In the new function I create a constructor, but now I use metaprogramming to put the value creation inside the function instead of analysing the structure at runtime. I also replaced a call to structure
with code for explicitly setting the class and the attribute I need for pattern matching. Because that turned out to be much faster.
Ok, I was surprised that the time penalty for creating a class was so high in #Rstats
— Thomas Mailund (@ThomasMailund) October 16, 2018
Also surprised that using `structure` was so expensive. pic.twitter.com/NOEuKq1QVr
There is still a lot of code in the function, but with this version, it is run when the constructor is created and not when it is called.
make_constructor_function <- function(constructor, data_type_name, env) {
constructor_name <- rlang::quo_name(constructor[[1]])
constructor_arguments <- process_arguments(constructor[-1])
# there is a bit of code involved here, but it doesn't matter
# if it is slow. What matters is that the constructor is not.
vars <- constructor_arguments$arg
list_expr <- setNames(rlang::exprs(!!!rlang::syms(vars)), vars)
no_typechecks <- 0
typechecks <- list()
for (i in seq_along(constructor_arguments)) {
arg <- constructor_arguments[i,]
if (!is.na(arg$type)) {
var <- rlang::sym(arg$arg)
type <- arg$type
err_msg <- glue::glue(
"The argument {var} should be of type {type}."
)
ex <- rlang::expr(
if (!inherits(!!var, !!type))
stop(simpleError(!!err_msg, call = match.call()))
)
typechecks <- c(typechecks, ex)
no_typechecks <- no_typechecks + 1
}
}
length(typechecks) <- no_typechecks
# create the constructor function
func_args <- replicate(length(vars), rlang::missing_arg())
names(func_args) <- vars
body <- rlang::expr({
!!!typechecks
args <- !!list_expr
class(args) <- !!data_type_name
attr(args, "constructor") <- !!constructor_name
args
})
constructor <- rlang::new_function(
func_args, body, env
)
# set meta information about the constructor
class(constructor) <- c("constructor", "function")
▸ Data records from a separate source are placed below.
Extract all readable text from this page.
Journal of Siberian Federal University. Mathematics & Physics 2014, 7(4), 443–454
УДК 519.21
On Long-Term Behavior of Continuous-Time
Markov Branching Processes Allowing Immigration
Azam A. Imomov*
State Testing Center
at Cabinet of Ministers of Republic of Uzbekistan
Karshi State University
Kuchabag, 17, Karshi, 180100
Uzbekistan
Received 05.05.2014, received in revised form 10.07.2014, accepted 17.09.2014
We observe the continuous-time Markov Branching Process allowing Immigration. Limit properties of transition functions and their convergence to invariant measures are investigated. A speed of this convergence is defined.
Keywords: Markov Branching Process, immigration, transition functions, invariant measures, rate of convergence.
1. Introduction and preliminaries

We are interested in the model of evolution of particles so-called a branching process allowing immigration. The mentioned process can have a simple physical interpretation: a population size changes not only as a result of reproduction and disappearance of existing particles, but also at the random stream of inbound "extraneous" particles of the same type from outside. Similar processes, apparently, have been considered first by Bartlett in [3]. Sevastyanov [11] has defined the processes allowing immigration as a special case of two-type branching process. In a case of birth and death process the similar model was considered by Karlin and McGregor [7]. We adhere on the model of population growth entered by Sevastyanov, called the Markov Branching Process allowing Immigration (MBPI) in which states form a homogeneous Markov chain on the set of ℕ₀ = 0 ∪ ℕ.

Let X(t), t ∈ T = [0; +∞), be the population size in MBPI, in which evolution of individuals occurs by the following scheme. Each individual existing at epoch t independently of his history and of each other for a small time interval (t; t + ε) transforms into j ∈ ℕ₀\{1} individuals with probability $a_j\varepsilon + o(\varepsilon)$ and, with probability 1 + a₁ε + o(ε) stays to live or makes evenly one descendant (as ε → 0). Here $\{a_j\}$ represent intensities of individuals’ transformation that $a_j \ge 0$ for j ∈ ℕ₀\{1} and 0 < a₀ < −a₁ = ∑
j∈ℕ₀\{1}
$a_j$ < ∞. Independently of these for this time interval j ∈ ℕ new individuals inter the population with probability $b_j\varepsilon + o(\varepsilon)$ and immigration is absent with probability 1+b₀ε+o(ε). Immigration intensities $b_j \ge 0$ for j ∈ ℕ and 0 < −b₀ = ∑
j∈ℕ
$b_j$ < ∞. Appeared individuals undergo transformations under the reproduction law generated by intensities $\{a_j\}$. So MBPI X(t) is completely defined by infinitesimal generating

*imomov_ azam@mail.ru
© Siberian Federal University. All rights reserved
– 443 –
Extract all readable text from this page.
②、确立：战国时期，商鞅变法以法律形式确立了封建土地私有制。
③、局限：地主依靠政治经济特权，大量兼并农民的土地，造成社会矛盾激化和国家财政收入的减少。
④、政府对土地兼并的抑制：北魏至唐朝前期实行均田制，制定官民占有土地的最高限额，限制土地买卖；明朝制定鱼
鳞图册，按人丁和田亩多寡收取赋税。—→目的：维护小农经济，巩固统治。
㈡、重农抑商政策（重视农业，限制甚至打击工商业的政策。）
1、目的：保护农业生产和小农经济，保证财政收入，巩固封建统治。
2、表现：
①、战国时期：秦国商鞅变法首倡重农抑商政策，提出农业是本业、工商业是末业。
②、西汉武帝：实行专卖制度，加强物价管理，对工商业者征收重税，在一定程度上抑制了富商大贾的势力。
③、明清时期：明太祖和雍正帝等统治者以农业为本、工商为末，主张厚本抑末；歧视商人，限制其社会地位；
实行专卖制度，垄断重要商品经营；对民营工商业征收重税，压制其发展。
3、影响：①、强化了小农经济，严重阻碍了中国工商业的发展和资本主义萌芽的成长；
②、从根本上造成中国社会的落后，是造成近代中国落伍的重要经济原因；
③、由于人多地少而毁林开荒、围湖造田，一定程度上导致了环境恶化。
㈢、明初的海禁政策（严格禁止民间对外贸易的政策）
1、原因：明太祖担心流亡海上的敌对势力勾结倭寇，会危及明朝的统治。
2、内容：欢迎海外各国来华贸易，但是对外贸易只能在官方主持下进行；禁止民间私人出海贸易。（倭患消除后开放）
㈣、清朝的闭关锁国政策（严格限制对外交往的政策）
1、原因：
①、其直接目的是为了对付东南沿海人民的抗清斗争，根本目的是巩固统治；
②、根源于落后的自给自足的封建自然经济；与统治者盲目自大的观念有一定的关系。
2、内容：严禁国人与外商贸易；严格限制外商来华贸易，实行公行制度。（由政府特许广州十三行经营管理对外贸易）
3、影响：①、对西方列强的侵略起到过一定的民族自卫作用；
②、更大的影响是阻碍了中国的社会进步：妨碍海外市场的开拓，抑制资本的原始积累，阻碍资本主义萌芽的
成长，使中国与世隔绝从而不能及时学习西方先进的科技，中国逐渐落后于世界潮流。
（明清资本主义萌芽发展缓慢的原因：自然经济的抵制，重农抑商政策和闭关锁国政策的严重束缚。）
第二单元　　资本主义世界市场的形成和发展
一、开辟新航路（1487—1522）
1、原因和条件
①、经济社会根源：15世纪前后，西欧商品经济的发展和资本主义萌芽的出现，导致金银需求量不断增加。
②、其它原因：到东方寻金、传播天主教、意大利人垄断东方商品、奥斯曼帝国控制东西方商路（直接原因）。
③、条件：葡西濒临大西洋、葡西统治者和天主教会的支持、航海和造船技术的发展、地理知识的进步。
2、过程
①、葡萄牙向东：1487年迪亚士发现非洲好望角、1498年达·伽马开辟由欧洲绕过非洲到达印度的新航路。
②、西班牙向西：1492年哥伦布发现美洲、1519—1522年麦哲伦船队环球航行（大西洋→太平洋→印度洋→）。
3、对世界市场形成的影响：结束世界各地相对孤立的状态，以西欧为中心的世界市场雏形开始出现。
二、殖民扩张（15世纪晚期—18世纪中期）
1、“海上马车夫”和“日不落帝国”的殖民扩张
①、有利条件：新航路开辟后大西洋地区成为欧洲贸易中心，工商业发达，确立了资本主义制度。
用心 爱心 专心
# put the constructor in the binding scope
assign(constructor_name, constructor, envir = env)
}
I didn’t add the printing function here. It is the same as earlier and I didn’t want to complicate the function.
The :=
syntax still uses the old function, I haven’t changed the implementation of the operator after all, so I have to create the constructors manually. I make one with a type specification and another without, to get a measure of the runtime cost of checking a type.
make_constructor_function(
rlang::expr(CONS2(car, cdr)),
"llist",
environment()
)
make_constructor_function(
rlang::expr(CONS3(car, cdr : llist)),
"llist",
environment()
)
CONS2
## function (car, cdr)
## {
## args <- list(car = car, cdr = cdr)
## class(args) <- "llist"
## attr(args, "constructor") <- "CONS2"
## args
## }
## attr(,"class")
## [1] "constructor" "function"
CONS3
## function (car, cdr)
## {
## if (!inherits(cdr, "llist"))
## stop(simpleError("The argument cdr should be of type llist.",
## call = match.call()))
## args <- list(car = car, cdr = cdr)
## class(args) <- "llist"
## attr(args, "constructor") <- "CONS3"
## args
## }
## attr(,"class")
## [1] "constructor" "function"
Now I can add the two new constructors to my performance tests.
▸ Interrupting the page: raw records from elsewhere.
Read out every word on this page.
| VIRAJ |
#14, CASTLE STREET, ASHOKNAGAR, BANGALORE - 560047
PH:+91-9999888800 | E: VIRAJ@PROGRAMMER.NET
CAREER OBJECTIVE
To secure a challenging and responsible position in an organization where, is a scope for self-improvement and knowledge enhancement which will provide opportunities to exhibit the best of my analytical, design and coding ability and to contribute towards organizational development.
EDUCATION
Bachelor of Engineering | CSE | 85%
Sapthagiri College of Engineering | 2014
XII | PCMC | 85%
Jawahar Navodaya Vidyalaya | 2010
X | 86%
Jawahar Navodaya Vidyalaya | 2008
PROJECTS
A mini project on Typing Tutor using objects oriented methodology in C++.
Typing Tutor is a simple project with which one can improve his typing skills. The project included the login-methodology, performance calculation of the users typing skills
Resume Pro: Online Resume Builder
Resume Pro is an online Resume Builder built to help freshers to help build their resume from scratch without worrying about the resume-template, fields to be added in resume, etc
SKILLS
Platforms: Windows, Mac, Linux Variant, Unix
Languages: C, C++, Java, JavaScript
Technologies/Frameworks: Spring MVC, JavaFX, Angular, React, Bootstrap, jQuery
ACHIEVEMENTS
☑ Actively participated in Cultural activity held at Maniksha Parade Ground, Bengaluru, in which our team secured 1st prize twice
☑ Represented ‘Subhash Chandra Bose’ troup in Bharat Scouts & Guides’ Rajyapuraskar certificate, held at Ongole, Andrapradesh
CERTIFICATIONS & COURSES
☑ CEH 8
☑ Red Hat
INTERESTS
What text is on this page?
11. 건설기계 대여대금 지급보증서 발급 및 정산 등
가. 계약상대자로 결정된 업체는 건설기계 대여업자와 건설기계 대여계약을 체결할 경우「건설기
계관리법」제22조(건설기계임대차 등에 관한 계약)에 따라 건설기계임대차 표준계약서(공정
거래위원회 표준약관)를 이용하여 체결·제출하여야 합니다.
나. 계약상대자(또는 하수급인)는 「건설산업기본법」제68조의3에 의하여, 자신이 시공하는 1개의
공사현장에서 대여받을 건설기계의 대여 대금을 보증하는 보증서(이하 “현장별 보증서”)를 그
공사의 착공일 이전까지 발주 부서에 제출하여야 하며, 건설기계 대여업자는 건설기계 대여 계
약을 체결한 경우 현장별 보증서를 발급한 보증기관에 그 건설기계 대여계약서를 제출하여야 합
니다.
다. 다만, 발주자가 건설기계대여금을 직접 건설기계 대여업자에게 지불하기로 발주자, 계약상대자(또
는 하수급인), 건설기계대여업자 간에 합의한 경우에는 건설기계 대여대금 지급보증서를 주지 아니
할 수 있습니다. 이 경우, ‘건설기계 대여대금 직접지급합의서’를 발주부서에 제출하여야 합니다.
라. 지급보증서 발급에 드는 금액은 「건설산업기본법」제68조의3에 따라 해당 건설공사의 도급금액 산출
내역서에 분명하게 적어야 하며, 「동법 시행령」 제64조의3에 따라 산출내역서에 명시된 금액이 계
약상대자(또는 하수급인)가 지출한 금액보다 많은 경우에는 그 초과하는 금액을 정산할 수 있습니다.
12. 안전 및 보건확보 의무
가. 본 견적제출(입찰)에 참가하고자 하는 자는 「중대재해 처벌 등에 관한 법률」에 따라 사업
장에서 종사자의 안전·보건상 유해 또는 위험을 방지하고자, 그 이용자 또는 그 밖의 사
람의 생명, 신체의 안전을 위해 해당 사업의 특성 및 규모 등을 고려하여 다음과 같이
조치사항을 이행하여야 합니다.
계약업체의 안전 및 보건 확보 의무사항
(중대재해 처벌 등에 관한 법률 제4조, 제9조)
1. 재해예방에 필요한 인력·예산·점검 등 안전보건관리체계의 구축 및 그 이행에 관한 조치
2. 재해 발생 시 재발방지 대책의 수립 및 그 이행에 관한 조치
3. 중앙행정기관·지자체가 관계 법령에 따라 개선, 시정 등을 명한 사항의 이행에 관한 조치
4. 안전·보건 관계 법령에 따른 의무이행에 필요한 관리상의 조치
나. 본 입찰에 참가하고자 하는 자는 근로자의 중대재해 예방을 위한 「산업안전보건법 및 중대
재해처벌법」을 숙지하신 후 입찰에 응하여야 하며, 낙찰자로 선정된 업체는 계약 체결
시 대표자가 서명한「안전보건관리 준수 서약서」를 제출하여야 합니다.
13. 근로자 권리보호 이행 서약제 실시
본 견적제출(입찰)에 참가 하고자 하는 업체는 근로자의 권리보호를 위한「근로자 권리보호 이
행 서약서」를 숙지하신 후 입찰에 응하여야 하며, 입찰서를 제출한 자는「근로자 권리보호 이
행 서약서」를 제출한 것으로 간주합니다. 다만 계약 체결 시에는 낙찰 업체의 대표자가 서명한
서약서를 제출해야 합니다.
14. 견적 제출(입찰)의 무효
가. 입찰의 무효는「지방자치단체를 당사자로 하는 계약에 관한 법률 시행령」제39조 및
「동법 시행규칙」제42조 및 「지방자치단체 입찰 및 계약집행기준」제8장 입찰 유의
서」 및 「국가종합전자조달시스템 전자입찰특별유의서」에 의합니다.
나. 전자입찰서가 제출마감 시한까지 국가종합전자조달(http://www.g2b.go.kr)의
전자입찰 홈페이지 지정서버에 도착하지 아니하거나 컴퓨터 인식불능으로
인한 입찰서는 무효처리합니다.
structure_pmatch_llist2 <- function(n) {
i <- 1
numbers <- NIL
while (i <= n) {
numbers <- CONS2(i, numbers)
i <- i + 1
}
}
structure_pmatch_llist3 <- function(n) {
i <- 1
numbers <- NIL
while (i <= n) {
numbers <- CONS3(i, numbers)
i <- i + 1
}
}
As you can see, the new constructors are much faster.
measures <- microbenchmark(
structure_pmatch_llist(100),
structure_pmatch_llist3(100),
structure_pmatch_llist2(100),
structure_manual_llist(100)
)
autoplot(measures)
Manually creating the list structure is still faster, but not frighteningly so.
measures <- microbenchmark(
structure_pmatch_llist3(100),
structure_pmatch_llist2(100),
structure_manual_llist(100)
)
autoplot(measures)
There is still some overhead to using patterns for type construction, but that is hard to avoid.
Now, as you can imagine, there is also a lot of overhead in matching types with the cases
function, but I think I can speed that up as well. I’m working on it.
- I really should have thought about it, since obviously, it is for algorithmic programming it is most useful to have such a syntax. [return]